JAKARTA, KabarSDGs – Presiden RI Joko Widodo (Jokowi) hadir dalam Pencanangan Pelaksanaan Sensus Pertanian Tahun 2023 di Istana Negara pada Senin (15/05/2023). Ia menekankan pentingnya data yang akurat untuk menghasilkan kebijakan yang tepat dan akurat di sektor pertanian.
“Kenapa sensus pertanian ini dilakukan? Sektor ini melibatkan hajat hidup orang banyak, sehingga butuh akurasi kebijakan dan akurasi kebijakan itu butuh akurasi data,” ujar Presiden Jokowi dalam siaran tertulisnya.
Presiden Jokowi juga mendukung pelaksanaan kembali sensus yang terakhir dilaksanakan oleh Badan Pusat Statistik (BPS) pada sepuluh tahun yang lalu ini. Selain itu, ia juga menekankan pentingnya pembaharuan data dalam mendukung kebijakan pemerintah di sektor pertanian, seperti alokasi pupuk bersubsidi.
“Kalau sudah kita putuskan pupuk subsidi, katakanlah sembilan juta ton, itu kan dari data memutuskan itu. Tapi di lapangan banyak yang petani berteriak, ‘Pak, pupuk enggak ada.’ Mungkin suplainya kurang, mungkin distribusinya yang enggak betul. Tapi kalau datanya akurat, gampang sekali,” ungkapnya.
Terkait hal itu, Presiden Jokowi meminta agar Sensus Pertanian 2023 ini menghasilkan data terkini, akurat, dan terpercaya mengingat pertanian merupakan sektor yang strategis bagi perekonomian Indonesia.

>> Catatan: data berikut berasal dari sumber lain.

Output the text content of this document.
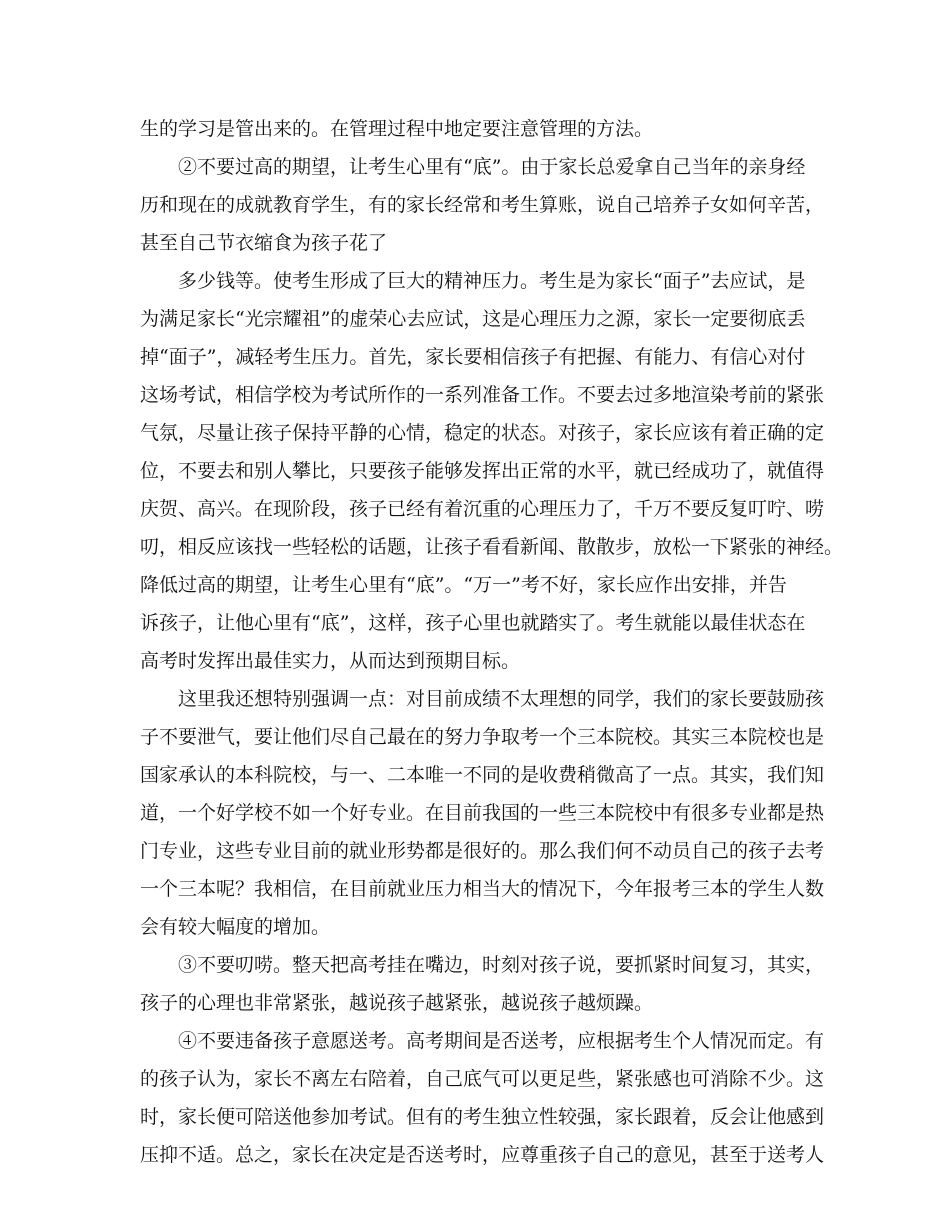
生的学习是管出来的。在管理过程中地定要注意管理的方法。
②不要过高的期望，让考生心里有“底”。由于家长总爱拿自己当年的亲身经
历和现在的成就教育学生，有的家长经常和考生算账，说自己培养子女如何辛苦，
甚至自己节衣缩食为孩子花了
多少钱等。使考生形成了巨大的精神压力。考生是为家长“面子”去应试，是
为满足家长“光宗耀祖”的虚荣心去应试，这是心理压力之源，家长一定要彻底丢
掉“面子”，减轻考生压力。首先，家长要相信孩子有把握、有能力、有信心对付
这场考试，相信学校为考试所作的一系列准备工作。不要去过多地渲染考前的紧张
气氛，尽量让孩子保持平静的心情，稳定的状态。对孩子，家长应该有着正确的定
位，不要去和别人攀比，只要孩子能够发挥出正常的水平，就已经成功了，就值得
庆贺、高兴。在现阶段，孩子已经有着沉重的心理压力了，千万不要反复叮咛、唠
叨，相反应该找一些轻松的话题，让孩子看看新闻、散散步，放松一下紧张的神经。
降低过高的期望，让考生心里有“底”。“万一”考不好，家长应作出安排，并告
诉孩子，让他心里有“底”，这样，孩子心里也就踏实了。考生就能以最佳状态在
高考时发挥出最佳实力，从而达到预期目标。
这里我还想特别强调一点：对目前成绩不太理想的同学，我们的家长要鼓励孩
子不要泄气，要让他们尽自己最在的努力争取考一个三本院校。其实三本院校也是
国家承认的本科院校，与一、二本唯一不同的是收费稍微高了一点。其实，我们知
道，一个好学校不如一个好专业。在目前我国的一些三本院校中有很多专业都是热
门专业，这些专业目前的就业形势都是很好的。那么我们何不动员自己的孩子去考
一个三本呢？我相信，在目前就业压力相当大的情况下，今年报考三本的学生人数
会有较大幅度的增加。
③不要叨唠。整天把高考挂在嘴边，时刻对孩子说，要抓紧时间复习，其实，
孩子的心理也非常紧张，越说孩子越紧张，越说孩子越烦躁。
④不要违备孩子意愿送考。高考期间是否送考，应根据考生个人情况而定。有
的孩子认为，家长不离左右陪着，自己底气可以更足些，紧张感也可消除不少。这
时，家长便可陪送他参加考试。但有的考生独立性较强，家长跟着，反会让他感到
压抑不适。总之，家长在决定是否送考时，应尊重孩子自己的意见，甚至于送考人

“Sensus pertanian ini menyangkut pertanian, perkebunan, peternakan, perikanan, dan kehutanan. Semuanya akan dilakukan sensus di situ, karena kita tahu sektor ini memiliki peran yang sangat strategis. Data yang ada di saya, (sektor pertanian) menyumbang 11,8 persen terhadap total PDB kita, besar sekali,” terangnya.
Presiden Jokowi menambahkan, pertanian merupakan sektor yang sangat rawan karena ancaman krisis pangan global. Ia menyebutkan sebanyak sekitar 345 juta orang di dunia saat ini terancam kekurangan pangan akibat perubahan iklim dan perang.
“Sektor ini memegang peran yang sangat penting ke depan, peran yang sangat strategis ke depan. Dan, ini juga menyediakan lapangan kerja, 40 juta orang hidup di sektor ini, ini sudah 29 persen dari total angkatan kerja, banyak sekali,” jelasnya.
Selain itu, ia juga meminta semua pihak terkait untuk melaksanakan sensus yang dilaksanakan pada bulan Juni dan Juli mendatang.
“Saya minta seluruh pemangku kepentingan di sektor pertanian menyukseskan sensus ini. Ini nanti dilaksanakan dari 1 juni sampai 30 Juli, artinya dua bulan selesai dan setelah itu kita mendapatkan sebuah data yang akurat dan berkualitas,” pungkas Presiden Jokowi.